NannyW - I got the impression that the nannies wanting cars were 'young gels' who saw nannying in London (well Chelsea really) as something they were doing 'between' social events and while they were looking for a millionaire. Hence a car was an essential piece of equipment they woudl use both while doing the job and after work while socialising.

I kid you not.

BoffinMum · 18/01/2012 15:51

Actually, I think the form thing is a really good idea. What do the nannies on here think? Would they feel alienated by that or would it screen the decent ones in and the wierd ones out?

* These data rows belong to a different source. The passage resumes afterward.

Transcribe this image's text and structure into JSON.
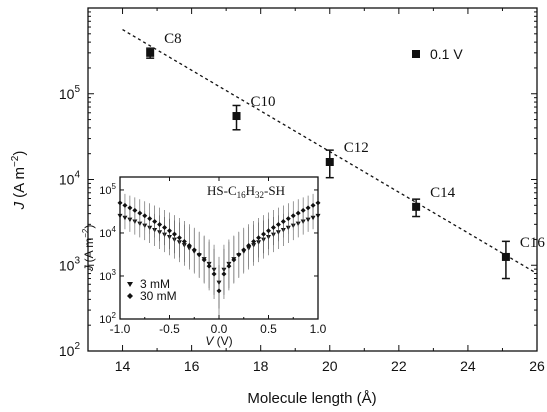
{
  "chart_data": [
    {
      "type": "scatter",
      "xlabel": "Molecule length (Å)",
      "ylabel_main": "J",
      "ylabel_unit": "(A m",
      "ylabel_exp": "−2",
      "ylabel_close": ")",
      "yscale": "log",
      "xlim": [
        13,
        26
      ],
      "ylim": [
        100,
        1000000
      ],
      "xticks": [
        14,
        16,
        18,
        20,
        22,
        24,
        26
      ],
      "yticks": [
        {
          "value": 100,
          "base": "10",
          "exp": "2"
        },
        {
          "value": 1000,
          "base": "10",
          "exp": "3"
        },
        {
          "value": 10000,
          "base": "10",
          "exp": "4"
        },
        {
          "value": 100000,
          "base": "10",
          "exp": "5"
        }
      ],
      "legend": {
        "label": "0.1 V",
        "position": "top-right"
      },
      "series": [
        {
          "points": [
            {
              "label": "C8",
              "x": 14.8,
              "y": 300000,
              "yerr_low": 260000,
              "yerr_high": 340000
            },
            {
              "label": "C10",
              "x": 17.3,
              "y": 55000,
              "yerr_low": 38000,
              "yerr_high": 73000
            },
            {
              "label": "C12",
              "x": 20.0,
              "y": 16000,
              "yerr_low": 10500,
              "yerr_high": 22000
            },
            {
              "label": "C14",
              "x": 22.5,
              "y": 4800,
              "yerr_low": 3700,
              "yerr_high": 5900
            },
            {
              "label": "C16",
              "x": 25.1,
              "y": 1250,
              "yerr_low": 700,
              "yerr_high": 1900
            }
          ]
        }
      ],
      "fit_line": {
        "style": "dashed",
        "x": [
          14,
          26
        ],
        "y": [
          560000,
          800
        ]
      }
    },
    {
      "type": "scatter",
      "title_prefix": "HS-C",
      "title_sub1": "16",
      "title_mid": "H",
      "title_sub2": "32",
      "title_suffix": "-SH",
      "xlabel_var": "V",
      "xlabel_unit": " (V)",
      "ylabel_main": "J",
      "ylabel_unit": "(A m",
      "ylabel_exp": "−2",
      "ylabel_close": ")",
      "yscale": "log",
      "xlim": [
        -1.0,
        1.0
      ],
      "ylim": [
        100,
        200000
      ],
      "xticks": [
        "-1.0",
        "-0.5",
        "0.0",
        "0.5",
        "1.0"
      ],
      "yticks": [
        {
          "value": 100,
          "base": "10",
          "exp": "2"
        },
        {
          "value": 1000,
          "base": "10",
          "exp": "3"
        },
        {
          "value": 10000,
          "base": "10",
          "exp": "4"
        },
        {
          "value": 100000,
          "base": "10",
          "exp": "5"
        }
      ],
      "legend_position": "bottom-left",
      "series": [
        {
          "name": "3 mM",
          "marker": "triangle-down",
          "j0": 25000,
          "jmin": 700
        },
        {
          "name": "30 mM",
          "marker": "diamond",
          "j0": 50000,
          "jmin": 450
        }
      ]
    }
  ]
}
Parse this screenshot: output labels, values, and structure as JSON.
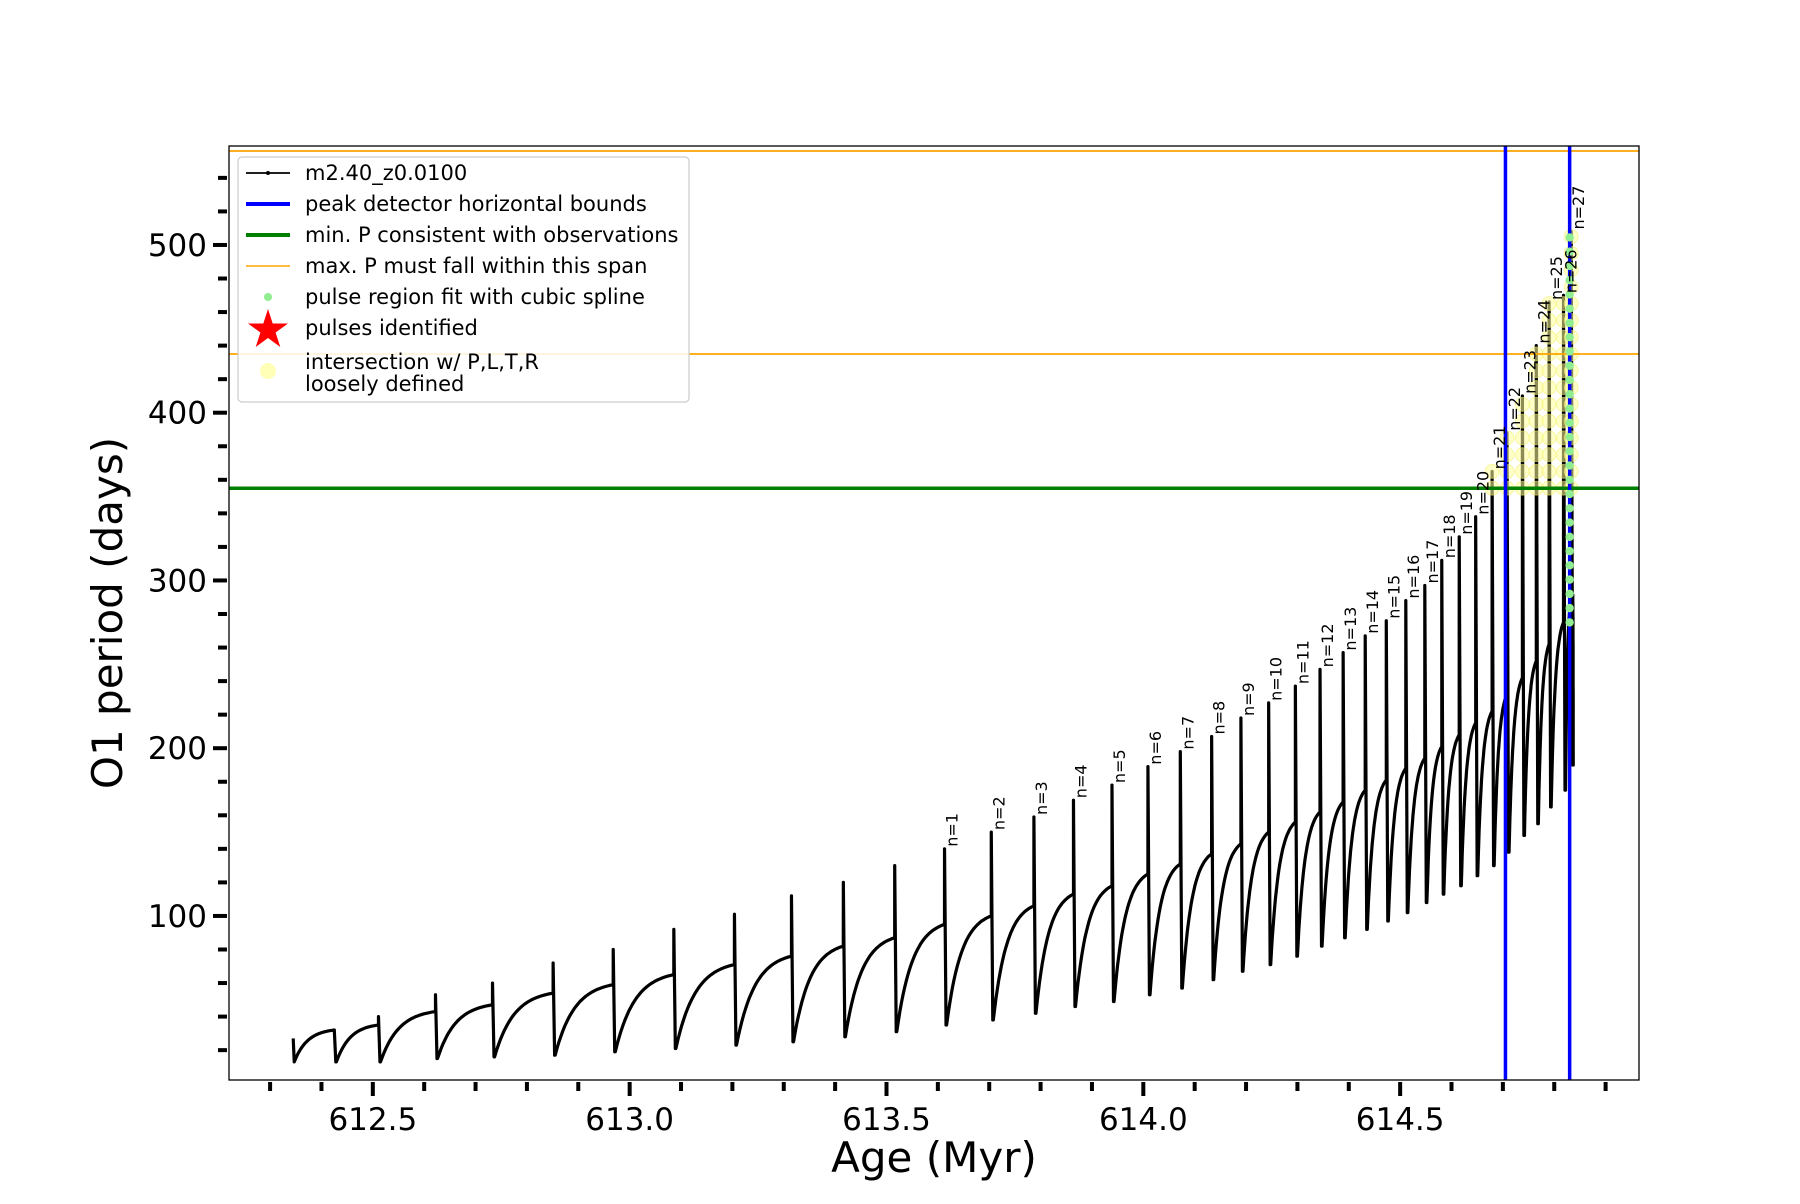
{
  "chart_data": {
    "type": "line",
    "title": "",
    "xlabel": "Age (Myr)",
    "ylabel": "O1 period (days)",
    "xlim": [
      612.22,
      614.965
    ],
    "ylim": [
      2.2,
      559
    ],
    "xticks": [
      612.5,
      613.0,
      613.5,
      614.0,
      614.5
    ],
    "xtick_labels": [
      "612.5",
      "613.0",
      "613.5",
      "614.0",
      "614.5"
    ],
    "x_minor_step": 0.1,
    "yticks": [
      100,
      200,
      300,
      400,
      500
    ],
    "ytick_labels": [
      "100",
      "200",
      "300",
      "400",
      "500"
    ],
    "y_minor_step": 20,
    "grid": false,
    "legend_placement": "upper-left",
    "colors": {
      "series": "#000000",
      "bounds": "#0000ff",
      "min_p": "#008000",
      "max_p": "#ffa500",
      "spline": "#90ee90",
      "pulses": "#ff0000",
      "intersection": "#ffff99"
    },
    "series": {
      "name": "m2.40_z0.0100",
      "start": {
        "age": 612.345,
        "value": 27
      },
      "end": {
        "age": 614.836,
        "value": 292
      },
      "pulses": [
        {
          "age": 612.425,
          "peak": 32,
          "pre_max": 32,
          "post_min": 13,
          "label": ""
        },
        {
          "age": 612.511,
          "peak": 40,
          "pre_max": 35,
          "post_min": 13,
          "label": ""
        },
        {
          "age": 612.622,
          "peak": 53,
          "pre_max": 43,
          "post_min": 15,
          "label": ""
        },
        {
          "age": 612.733,
          "peak": 60,
          "pre_max": 47,
          "post_min": 16,
          "label": ""
        },
        {
          "age": 612.851,
          "peak": 72,
          "pre_max": 54,
          "post_min": 17,
          "label": ""
        },
        {
          "age": 612.968,
          "peak": 80,
          "pre_max": 59,
          "post_min": 19,
          "label": ""
        },
        {
          "age": 613.086,
          "peak": 92,
          "pre_max": 65,
          "post_min": 21,
          "label": ""
        },
        {
          "age": 613.204,
          "peak": 101,
          "pre_max": 71,
          "post_min": 23,
          "label": ""
        },
        {
          "age": 613.315,
          "peak": 112,
          "pre_max": 76,
          "post_min": 25,
          "label": ""
        },
        {
          "age": 613.416,
          "peak": 120,
          "pre_max": 82,
          "post_min": 28,
          "label": ""
        },
        {
          "age": 613.516,
          "peak": 130,
          "pre_max": 87,
          "post_min": 31,
          "label": ""
        },
        {
          "age": 613.613,
          "peak": 140,
          "pre_max": 95,
          "post_min": 35,
          "label": "n=1"
        },
        {
          "age": 613.704,
          "peak": 150,
          "pre_max": 100,
          "post_min": 38,
          "label": "n=2"
        },
        {
          "age": 613.787,
          "peak": 159,
          "pre_max": 106,
          "post_min": 42,
          "label": "n=3"
        },
        {
          "age": 613.864,
          "peak": 169,
          "pre_max": 113,
          "post_min": 46,
          "label": "n=4"
        },
        {
          "age": 613.939,
          "peak": 178,
          "pre_max": 118,
          "post_min": 49,
          "label": "n=5"
        },
        {
          "age": 614.009,
          "peak": 189,
          "pre_max": 125,
          "post_min": 53,
          "label": "n=6"
        },
        {
          "age": 614.072,
          "peak": 198,
          "pre_max": 131,
          "post_min": 57,
          "label": "n=7"
        },
        {
          "age": 614.133,
          "peak": 207,
          "pre_max": 137,
          "post_min": 62,
          "label": "n=8"
        },
        {
          "age": 614.19,
          "peak": 218,
          "pre_max": 143,
          "post_min": 67,
          "label": "n=9"
        },
        {
          "age": 614.244,
          "peak": 227,
          "pre_max": 150,
          "post_min": 71,
          "label": "n=10"
        },
        {
          "age": 614.296,
          "peak": 237,
          "pre_max": 156,
          "post_min": 76,
          "label": "n=11"
        },
        {
          "age": 614.344,
          "peak": 247,
          "pre_max": 162,
          "post_min": 82,
          "label": "n=12"
        },
        {
          "age": 614.389,
          "peak": 257,
          "pre_max": 168,
          "post_min": 87,
          "label": "n=13"
        },
        {
          "age": 614.432,
          "peak": 267,
          "pre_max": 175,
          "post_min": 92,
          "label": "n=14"
        },
        {
          "age": 614.473,
          "peak": 276,
          "pre_max": 181,
          "post_min": 97,
          "label": "n=15"
        },
        {
          "age": 614.511,
          "peak": 288,
          "pre_max": 188,
          "post_min": 102,
          "label": "n=16"
        },
        {
          "age": 614.548,
          "peak": 297,
          "pre_max": 194,
          "post_min": 108,
          "label": "n=17"
        },
        {
          "age": 614.581,
          "peak": 312,
          "pre_max": 201,
          "post_min": 113,
          "label": "n=18"
        },
        {
          "age": 614.615,
          "peak": 326,
          "pre_max": 208,
          "post_min": 118,
          "label": "n=19"
        },
        {
          "age": 614.647,
          "peak": 338,
          "pre_max": 215,
          "post_min": 124,
          "label": "n=20"
        },
        {
          "age": 614.679,
          "peak": 365,
          "pre_max": 222,
          "post_min": 130,
          "label": "n=21"
        },
        {
          "age": 614.708,
          "peak": 388,
          "pre_max": 232,
          "post_min": 138,
          "label": "n=22"
        },
        {
          "age": 614.738,
          "peak": 410,
          "pre_max": 242,
          "post_min": 148,
          "label": "n=23"
        },
        {
          "age": 614.765,
          "peak": 440,
          "pre_max": 252,
          "post_min": 155,
          "label": "n=24"
        },
        {
          "age": 614.79,
          "peak": 466,
          "pre_max": 262,
          "post_min": 165,
          "label": "n=25"
        },
        {
          "age": 614.818,
          "peak": 470,
          "pre_max": 275,
          "post_min": 175,
          "label": "n=26"
        },
        {
          "age": 614.833,
          "peak": 508,
          "pre_max": 290,
          "post_min": 190,
          "label": "n=27"
        }
      ]
    },
    "vertical_lines": [
      614.705,
      614.83
    ],
    "min_p_line": 355,
    "max_p_span": [
      435,
      556
    ],
    "spline_fit": {
      "age": 614.83,
      "from": 275,
      "to": 508
    },
    "intersection_above": 355,
    "legend": [
      {
        "key": "series",
        "label": "m2.40_z0.0100"
      },
      {
        "key": "bounds",
        "label": "peak detector horizontal bounds"
      },
      {
        "key": "min_p",
        "label": "min. P consistent with observations"
      },
      {
        "key": "max_p",
        "label": "max. P must fall within this span"
      },
      {
        "key": "spline",
        "label": "pulse region fit with cubic spline"
      },
      {
        "key": "pulses",
        "label": "pulses identified"
      },
      {
        "key": "intersection",
        "label": "intersection w/ P,L,T,R",
        "label2": "loosely defined"
      }
    ]
  }
}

BoffinMum · 18/01/2012 15:54

MoreBeta, I had a nanny come for an interview last time we were advertising who demanded a separate car for personal use at the interview as she 'didn't want to have to buy her own'. When I said that this would be a taxable perk and cost her something like £2k a year she suggested I add this on to what I was paying her. She didn't quite get the nanny applying for a job thing either ... I think she was under the impression I was applying to be her employer. ASAIK she is still unemployed two years later. Wink

MoreBeta · 18/01/2012 16:06

Boffin - I suspect her trust fund is keeping her in nice style though. Grin

I hear in some quarters this is the sort of thing trust fund girls with no qualifications think they can just rock up and do without much commitment or thought.

LadyHarrietDeSpook · 18/01/2012 16:10

I would have thought being a nanny was far too much work for a 'trust fund babe.'

I think the problem with the pay is that nannies are not nec encouraged to think through what the net hourly rate equals in gross annual terms. Most parents would be shocked, I suspect, to work out what THEIR OWN hourly net rate of pay is. Also, the cash in hand situation really aggravates the problem...but we are digressing...

spenditwisely · 18/01/2012 16:21

If you expect a professional nanny you should treat her like one from the outset - a proper application form would be ideal to weed out the trust fund babes, the overchargers and the bad spellers.